Strenght Training for Begginers: Loading Approach vs. Learning Approach

Who’s scared? Not me in proposing work in the gym to a bunch of kids! :cool:
My point exactly being:lifting heavy is a skill per se,to be taught as such.I do not see how many sets of lighter 5 reps help with this.

Weightlifters are by definition…weightlifters:what else should and could be doing? And they are close to one end of the spectrum,hence with somehow more limited training options than the other sports cited.

The problem here is not that the bone is not dense enough, but that the bone of kids is more pliable than the bone of full grown people. The recommendation of 1-10RM is for adults.

Reading through your posts i get the sense that when you’re talking injury risk you’re just thinking of the normal injuries happening to men and women and not the special injuries concerning kids.

During the age that your kids are in I think that you have to take the individual into even bigger consideration than normal. Even though they have no problem lifting the weights, late developers will have an increased risk of developing injuries like Osgood Schlatter if you train them to hard using weights or high load exercises like plyometrics. This is not to say you should not use weights but just to be aware of the kids that have not jet had their growth burst or the kids still growing fast. There is also case reports of kids getting apophyseal injuries in the spine from weight lifting although it’s believed that this risk only exists when there is poor technique or maximal lifts.

The current recommendation from the scientific literature is that you should keep within 8-15reps for adolescence.

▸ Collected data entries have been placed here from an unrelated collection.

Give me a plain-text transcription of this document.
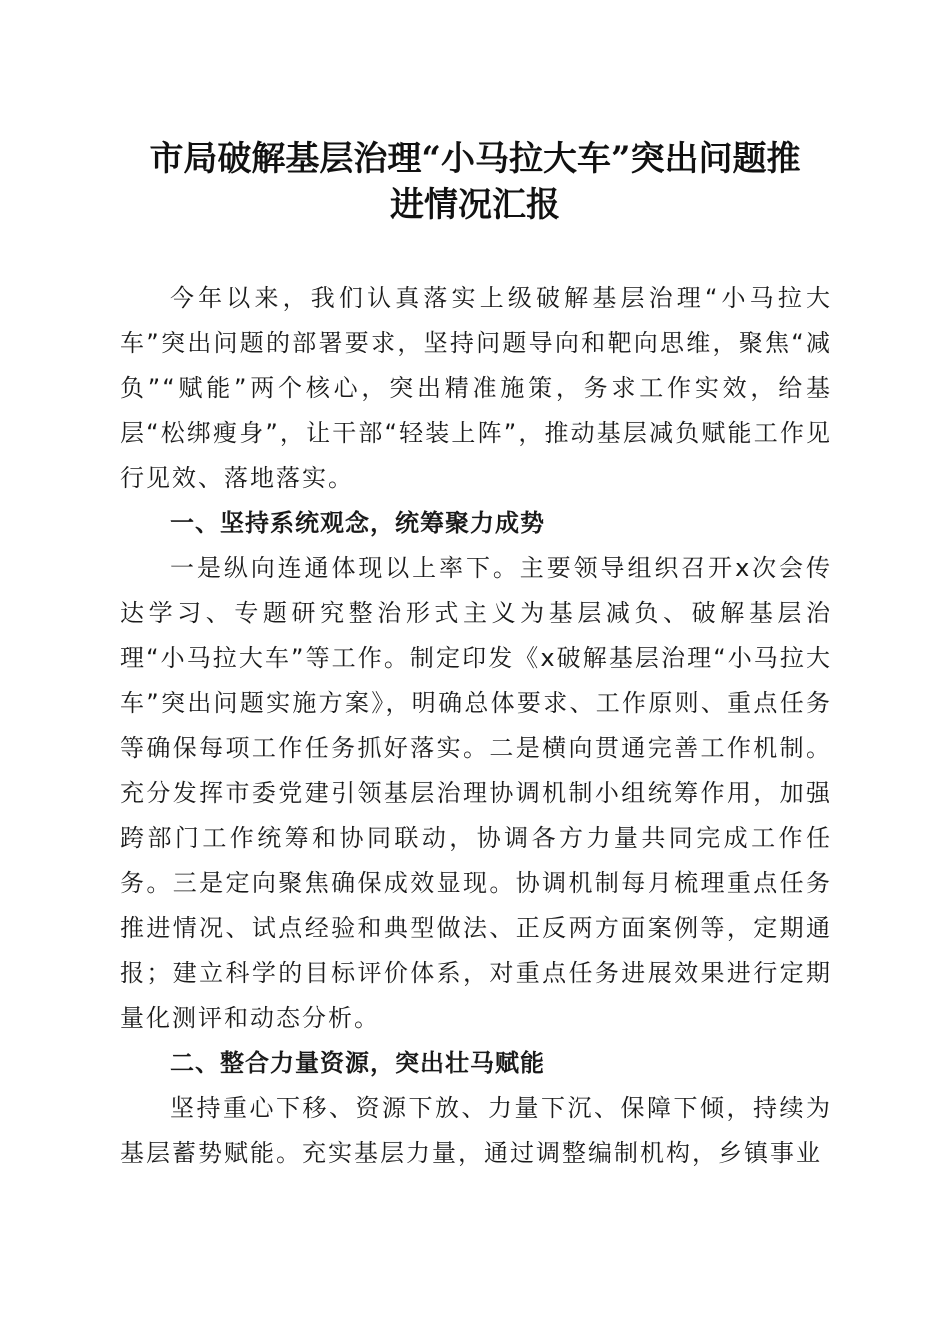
市局破解基层治理“小马拉大车”突出问题推
进情况汇报

今年以来，我们认真落实上级破解基层治理“小马拉大车”突出问题的部署要求，坚持问题导向和靶向思维，聚焦“减负”“赋能”两个核心，突出精准施策，务求工作实效，给基层“松绑瘦身”，让干部“轻装上阵”，推动基层减负赋能工作见行见效、落地落实。

一、坚持系统观念，统筹聚力成势

一是纵向连通体现以上率下。主要领导组织召开x次会传达学习、专题研究整治形式主义为基层减负、破解基层治理“小马拉大车”等工作。制定印发《x破解基层治理“小马拉大车”突出问题实施方案》，明确总体要求、工作原则、重点任务等确保每项工作任务抓好落实。二是横向贯通完善工作机制。充分发挥市委党建引领基层治理协调机制小组统筹作用，加强跨部门工作统筹和协同联动，协调各方力量共同完成工作任务。三是定向聚焦确保成效显现。协调机制每月梳理重点任务推进情况、试点经验和典型做法、正反两方面案例等，定期通报；建立科学的目标评价体系，对重点任务进展效果进行定期量化测评和动态分析。

二、整合力量资源，突出壮马赋能

坚持重心下移、资源下放、力量下沉、保障下倾，持续为基层蓄势赋能。充实基层力量，通过调整编制机构，乡镇事业
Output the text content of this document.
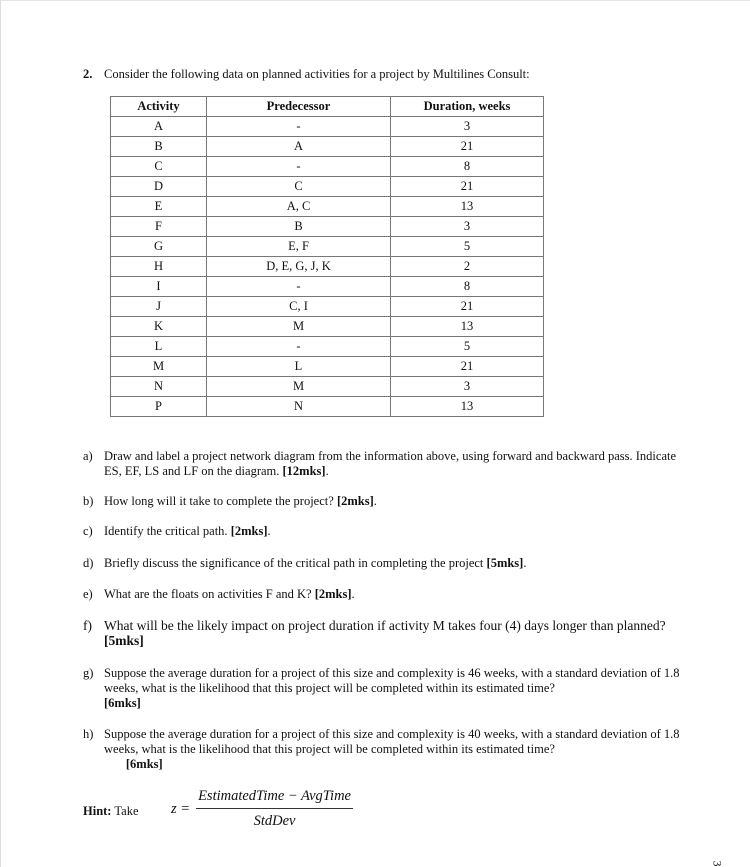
2. Consider the following data on planned activities for a project by Multilines Consult:
Activity	Predecessor	Duration, weeks
A	-	3
B	A	21
C	-	8
D	C	21
E	A, C	13
F	B	3
G	E, F	5
H	D, E, G, J, K	2
I	-	8
J	C, I	21
K	M	13
L	-	5
M	L	21
N	M	3
P	N	13
a) Draw and label a project network diagram from the information above, using forward and backward pass. Indicate ES, EF, LS and LF on the diagram. [12mks].
b) How long will it take to complete the project? [2mks].
c) Identify the critical path. [2mks].
d) Briefly discuss the significance of the critical path in completing the project [5mks].
e) What are the floats on activities F and K? [2mks].
f) What will be the likely impact on project duration if activity M takes four (4) days longer than planned? [5mks]
g) Suppose the average duration for a project of this size and complexity is 46 weeks, with a standard deviation of 1.8 weeks, what is the likelihood that this project will be completed within its estimated time?
[6mks]
h) Suppose the average duration for a project of this size and complexity is 40 weeks, with a standard deviation of 1.8 weeks, what is the likelihood that this project will be completed within its estimated time?
[6mks]
Hint: Take $z = \frac{\text{EstimatedTime − AvgTime}}{\text{StdDev}}$
3
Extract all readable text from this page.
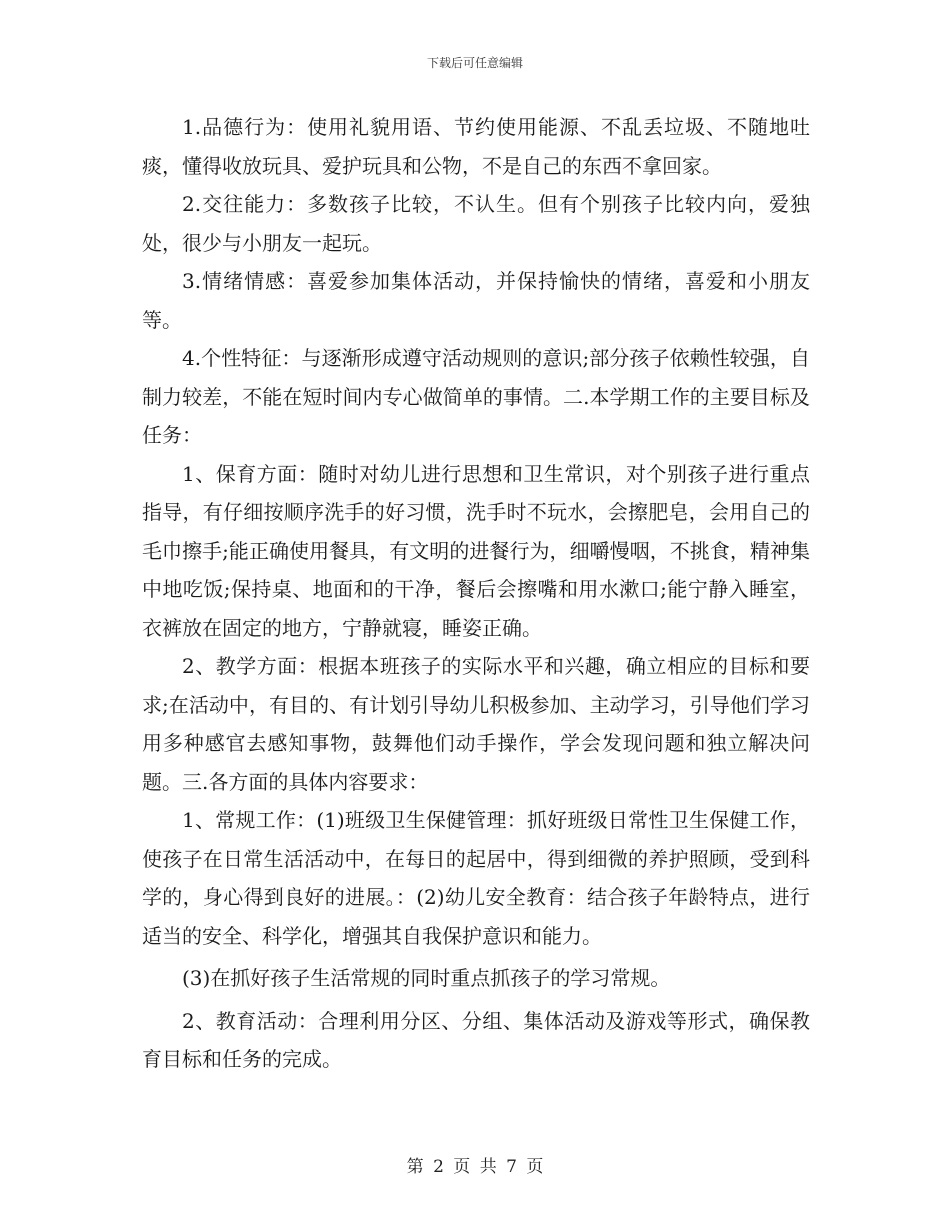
下载后可任意编辑

1.品德行为：使用礼貌用语、节约使用能源、不乱丢垃圾、不随地吐痰，懂得收放玩具、爱护玩具和公物，不是自己的东西不拿回家。

2.交往能力：多数孩子比较，不认生。但有个别孩子比较内向，爱独处，很少与小朋友一起玩。

3.情绪情感：喜爱参加集体活动，并保持愉快的情绪，喜爱和小朋友等。

4.个性特征：与逐渐形成遵守活动规则的意识;部分孩子依赖性较强，自制力较差，不能在短时间内专心做简单的事情。二.本学期工作的主要目标及任务：

1、保育方面：随时对幼儿进行思想和卫生常识，对个别孩子进行重点指导，有仔细按顺序洗手的好习惯，洗手时不玩水，会擦肥皂，会用自己的毛巾擦手;能正确使用餐具，有文明的进餐行为，细嚼慢咽，不挑食，精神集中地吃饭;保持桌、地面和的干净，餐后会擦嘴和用水漱口;能宁静入睡室，衣裤放在固定的地方，宁静就寝，睡姿正确。

2、教学方面：根据本班孩子的实际水平和兴趣，确立相应的目标和要求;在活动中，有目的、有计划引导幼儿积极参加、主动学习，引导他们学习用多种感官去感知事物，鼓舞他们动手操作，学会发现问题和独立解决问题。三.各方面的具体内容要求：

1、常规工作：(1)班级卫生保健管理：抓好班级日常性卫生保健工作，使孩子在日常生活活动中，在每日的起居中，得到细微的养护照顾，受到科学的，身心得到良好的进展。：(2)幼儿安全教育：结合孩子年龄特点，进行适当的安全、科学化，增强其自我保护意识和能力。

(3)在抓好孩子生活常规的同时重点抓孩子的学习常规。

2、教育活动：合理利用分区、分组、集体活动及游戏等形式，确保教育目标和任务的完成。

第 2 页 共 7 页
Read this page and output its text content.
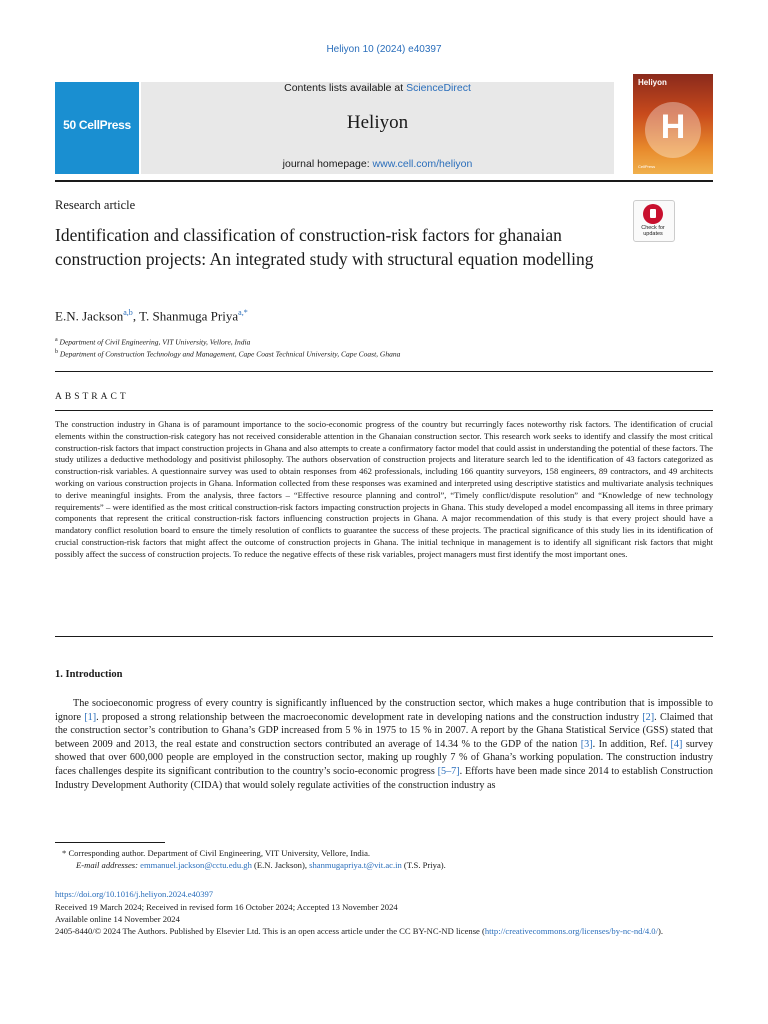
Heliyon 10 (2024) e40397
50 CellPress
Contents lists available at ScienceDirect
Heliyon
journal homepage: www.cell.com/heliyon
Heliyon
H
CellPress
Research article
Identification and classification of construction-risk factors for ghanaian construction projects: An integrated study with structural equation modelling
Check for updates
E.N. Jackson$^{a,b}$, T. Shanmuga Priya$^{a,*}$
$^a$ Department of Civil Engineering, VIT University, Vellore, India
$^b$ Department of Construction Technology and Management, Cape Coast Technical University, Cape Coast, Ghana
ABSTRACT
The construction industry in Ghana is of paramount importance to the socio-economic progress of the country but recurringly faces noteworthy risk factors. The identification of crucial elements within the construction-risk category has not received considerable attention in the Ghanaian construction sector. This research work seeks to identify and classify the most critical construction-risk factors that impact construction projects in Ghana and also attempts to create a confirmatory factor model that could assist in understanding the potential of these factors. The study utilizes a deductive methodology and positivist philosophy. The authors observation of construction projects and literature search led to the identification of 43 factors categorized as construction-risk variables. A questionnaire survey was used to obtain responses from 462 professionals, including 166 quantity surveyors, 158 engineers, 89 contractors, and 49 architects working on various construction projects in Ghana. Information collected from these responses was examined and interpreted using descriptive statistics and multivariate analysis techniques to derive meaningful insights. From the analysis, three factors – “Effective resource planning and control”, “Timely conflict/dispute resolution” and “Knowledge of new technology requirements” – were identified as the most critical construction-risk factors impacting construction projects in Ghana. This study developed a model encompassing all items in three primary components that represent the critical construction-risk factors influencing construction projects in Ghana. A major recommendation of this study is that every project should have a mandatory conflict resolution board to ensure the timely resolution of conflicts to guarantee the success of these projects. The practical significance of this study lies in its identification of crucial construction-risk factors that might affect the outcome of construction projects in Ghana. The initial technique in management is to identify all significant risk factors that might possibly affect the success of construction projects. To reduce the negative effects of these risk variables, project managers must first identify the most important ones.
1. Introduction
The socioeconomic progress of every country is significantly influenced by the construction sector, which makes a huge contribution that is impossible to ignore [1]. proposed a strong relationship between the macroeconomic development rate in developing nations and the construction industry [2]. Claimed that the construction sector’s contribution to Ghana’s GDP increased from 5 % in 1975 to 15 % in 2007. A report by the Ghana Statistical Service (GSS) stated that between 2009 and 2013, the real estate and construction sectors contributed an average of 14.34 % to the GDP of the nation [3]. In addition, Ref. [4] survey showed that over 600,000 people are employed in the construction sector, making up roughly 7 % of Ghana’s working population. The construction industry faces challenges despite its significant contribution to the country’s socio-economic progress [5–7]. Efforts have been made since 2014 to establish Construction Industry Development Authority (CIDA) that would solely regulate activities of the construction industry as
* Corresponding author. Department of Civil Engineering, VIT University, Vellore, India.
E-mail addresses: emmanuel.jackson@cctu.edu.gh (E.N. Jackson), shanmugapriya.t@vit.ac.in (T.S. Priya).
https://doi.org/10.1016/j.heliyon.2024.e40397
Received 19 March 2024; Received in revised form 16 October 2024; Accepted 13 November 2024
Available online 14 November 2024
2405-8440/© 2024 The Authors. Published by Elsevier Ltd. This is an open access article under the CC BY-NC-ND license (http://creativecommons.org/licenses/by-nc-nd/4.0/).
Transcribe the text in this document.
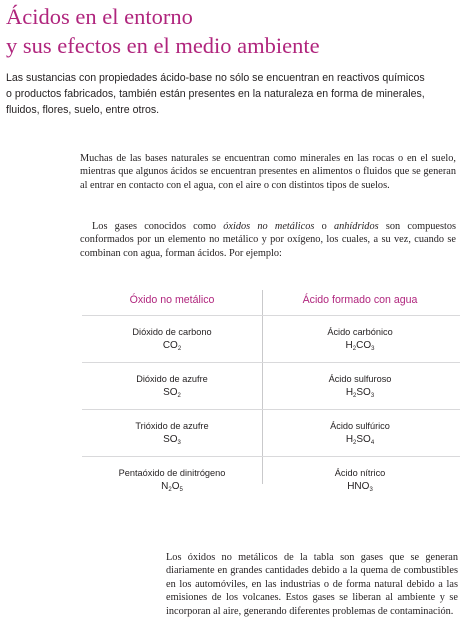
Ácidos en el entorno
y sus efectos en el medio ambiente

Las sustancias con propiedades ácido-base no sólo se encuentran en reactivos químicos o productos fabricados, también están presentes en la naturaleza en forma de minerales, fluidos, flores, suelo, entre otros.

Muchas de las bases naturales se encuentran como minerales en las rocas o en el suelo, mientras que algunos ácidos se encuentran presentes en alimentos o fluidos que se generan al entrar en contacto con el agua, con el aire o con distintos tipos de suelos.

Los gases conocidos como óxidos no metálicos o anhídridos son compuestos conformados por un elemento no metálico y por oxígeno, los cuales, a su vez, cuando se combinan con agua, forman ácidos. Por ejemplo:

Óxido no metálico	Ácido formado con agua
Dióxido de carbono
$CO_2$
Ácido carbónico
$H_2CO_3$
Dióxido de azufre
$SO_2$
Ácido sulfuroso
$H_2SO_3$
Trióxido de azufre
$SO_3$
Ácido sulfúrico
$H_2SO_4$
Pentaóxido de dinitrógeno
$N_2O_5$
Ácido nítrico
$HNO_3$

Los óxidos no metálicos de la tabla son gases que se generan diariamente en grandes cantidades debido a la quema de combustibles en los automóviles, en las industrias o de forma natural debido a las emisiones de los volcanes. Estos gases se liberan al ambiente y se incorporan al aire, generando diferentes problemas de contaminación.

I don’t see any reason to go below that number. In my opinion the most important thing when it comes to sports and young people is to train their skills, technique, agility and mobility (when growing fast they loose a lot of their mobility if not trained). There is no need to push the strength training to maximum.

Getting them to learn the right technique I would think is a very good idea as some of them probably are going to start training with weights outside of team practice either way.

healthy children do plyometrics just about everyday of their life. they run they jump and the forces the expereience doing that is probably more than you or anyone can max squat. people think that plyometrics have to occur as a discrete training system but they occur everytime you hit the track and nearly every time you jump or skip or bound.

Sometimes I don’t understand what are you trying to say :confused:
Should we hit 5 RM first day? This in not an option for me, but should they try to lift more weight each training with perfect technique, yes!!! The above “program” is just a hypothetical.

Even though they have no problem lifting the weights, late developers will have an increased risk of developing injuries like Osgood Schlatter if you train them to hard using weights or high load exercises like plyometrics.

Actually lifting to failure and for large number of reps can cause technique break down and thus greater injury potential! Nothing can happen if the technique is perfect!!! I am not suggesting that the kids should do 1-3RM weight, but to do 6-8RM is pretty safe.
To direct this discussion, let me define what we are actually discussing here:

  • The use of larger weights for kids (6-8RM)
  • The limit of 5 reps per set (5 reps NOT 5RM!! – do not confuse this, you can do 5 reps per set with 10RM) for compund/complex movements
  • the progression from “first time in a gym” to more serious training.

Actually, the recomendation quoted from Faigenbaum that kids should do 12-15reps is ONLY a part of the story. One should read the whole paper not just the abstract!!! Let me quote that paper:

Also, hear this one:

My opinion is that whole that stuff about injuries are over-rated!
Kid can safely do 5 reps with 6-8RM after some introductiory period. Doing 5 or less reps per set is actually SAFER than doing 15 reps per set for compund movements!!! If the volume is what you want to achive then do more sets, simple as that!

Pakewi,
If the strenght is a skill (I agree with you here), then why would you use 15reps to teach that skill when that skill is acutllly developed by using less than 5RM?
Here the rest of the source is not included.